Thursday, April 19, 2018

`Still, Still We Long for Light's Communion'

Aubade -- the word, I mean – in my lexicon will always be Philip Larkin’s. Plenty of poets have used that title, from William Empson to Bill Coyle, but Larkin copyrights it. His “Aubade” is one of the defining poems of the last century. It has a rival, however, from early in the twenty-first, a poem that reads as though it were written by a representative of a species sharing almost no genetic material with Larkin’s. Dick Davis’ “Aubade” was published in the Summer 2001 issue of The Threepenny Review. I cite the time and place because the poem helps define for me the pre-9/11 world, which became a world only after 9/11.
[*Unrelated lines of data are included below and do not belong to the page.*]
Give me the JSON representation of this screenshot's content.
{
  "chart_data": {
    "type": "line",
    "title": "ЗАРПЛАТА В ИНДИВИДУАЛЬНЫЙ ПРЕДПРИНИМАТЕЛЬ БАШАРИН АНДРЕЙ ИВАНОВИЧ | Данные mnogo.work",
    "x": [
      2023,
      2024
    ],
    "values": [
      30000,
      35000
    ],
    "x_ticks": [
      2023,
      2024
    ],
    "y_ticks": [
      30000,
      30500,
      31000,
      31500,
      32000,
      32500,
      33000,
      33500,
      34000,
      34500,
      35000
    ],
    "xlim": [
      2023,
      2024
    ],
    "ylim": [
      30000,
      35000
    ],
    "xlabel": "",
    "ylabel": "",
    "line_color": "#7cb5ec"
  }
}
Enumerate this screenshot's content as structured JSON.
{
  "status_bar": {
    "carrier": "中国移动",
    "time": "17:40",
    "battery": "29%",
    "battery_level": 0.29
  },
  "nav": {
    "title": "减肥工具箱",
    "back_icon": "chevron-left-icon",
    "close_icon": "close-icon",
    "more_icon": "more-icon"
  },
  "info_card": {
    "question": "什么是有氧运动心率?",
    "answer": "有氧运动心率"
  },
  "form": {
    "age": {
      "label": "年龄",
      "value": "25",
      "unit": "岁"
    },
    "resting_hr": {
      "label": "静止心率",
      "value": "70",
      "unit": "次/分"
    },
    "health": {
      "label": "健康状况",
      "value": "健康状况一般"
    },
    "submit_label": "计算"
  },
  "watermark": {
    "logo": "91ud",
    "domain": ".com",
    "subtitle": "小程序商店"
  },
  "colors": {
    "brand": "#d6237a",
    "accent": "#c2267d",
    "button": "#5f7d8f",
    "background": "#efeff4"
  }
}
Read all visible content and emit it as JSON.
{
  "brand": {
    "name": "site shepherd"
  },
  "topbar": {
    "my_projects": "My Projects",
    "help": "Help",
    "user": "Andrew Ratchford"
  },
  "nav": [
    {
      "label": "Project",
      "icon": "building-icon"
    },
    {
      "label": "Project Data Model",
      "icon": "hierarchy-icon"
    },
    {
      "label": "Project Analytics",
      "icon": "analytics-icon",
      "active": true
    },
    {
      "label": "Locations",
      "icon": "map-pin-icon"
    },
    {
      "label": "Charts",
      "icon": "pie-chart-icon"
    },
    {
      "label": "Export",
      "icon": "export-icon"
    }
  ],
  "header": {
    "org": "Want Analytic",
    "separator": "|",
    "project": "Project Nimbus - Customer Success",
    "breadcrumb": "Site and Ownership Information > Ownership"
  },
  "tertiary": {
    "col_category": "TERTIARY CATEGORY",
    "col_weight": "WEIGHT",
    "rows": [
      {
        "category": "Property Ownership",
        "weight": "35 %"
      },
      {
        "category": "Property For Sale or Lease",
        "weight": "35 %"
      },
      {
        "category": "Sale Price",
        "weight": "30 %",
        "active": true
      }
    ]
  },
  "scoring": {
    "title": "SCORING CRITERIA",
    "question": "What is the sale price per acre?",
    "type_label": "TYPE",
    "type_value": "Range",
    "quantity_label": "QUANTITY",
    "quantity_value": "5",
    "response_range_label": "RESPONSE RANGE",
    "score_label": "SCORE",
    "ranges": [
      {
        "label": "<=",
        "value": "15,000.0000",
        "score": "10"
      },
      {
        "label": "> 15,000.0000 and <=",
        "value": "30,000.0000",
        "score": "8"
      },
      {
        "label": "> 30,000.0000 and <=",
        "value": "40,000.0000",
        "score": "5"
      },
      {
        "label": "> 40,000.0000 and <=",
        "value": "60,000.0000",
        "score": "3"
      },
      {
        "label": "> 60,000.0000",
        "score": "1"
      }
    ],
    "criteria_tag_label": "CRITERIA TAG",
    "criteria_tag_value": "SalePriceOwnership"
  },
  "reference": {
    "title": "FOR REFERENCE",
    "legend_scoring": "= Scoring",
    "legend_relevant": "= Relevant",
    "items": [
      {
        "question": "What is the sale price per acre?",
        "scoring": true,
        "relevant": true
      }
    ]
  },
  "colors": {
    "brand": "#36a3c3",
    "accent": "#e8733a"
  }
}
I flew to Philadelphia for a three-day conference that June. I had never visited the city but had little time to tramp its streets. With me I brought along The Golovlyov Family by Mikhail Saltykov-Shchedrin and that issue of The Threepenny Review. The days were long and that’s how I wound down in the evening in my hotel room. Davis’ poem shares with Larkin’s a seemingly straightforward absence of faith: “These are the dawn thoughts of an atheist / Vaguely embarrassed by what looks like grace.” In a stringently philosophical world, Matisse’s colors are “a fake.” However, “Still we consent, and actively connive / In their unreal adjustments to our being.” Positivism, in the final stanza, never quite triumphs:

“Still, still we long for Light’s communion
To pierce and flood our solitary gloom:
Still I am grateful as the rising sun
Picks out the solid colors of my room.”

The upper-case “Light” is left undefined. It might be the deity, as “communion” suggests, despite the speaker’s self-definition in the first line as an atheist. No sane person would choose to inhabit a world in which “neither Fauve nor Esfahan survive.” I remember Davis’ poem, on first reading, kindling a sense of buoyancy. Humans are more than passive sensory receptors.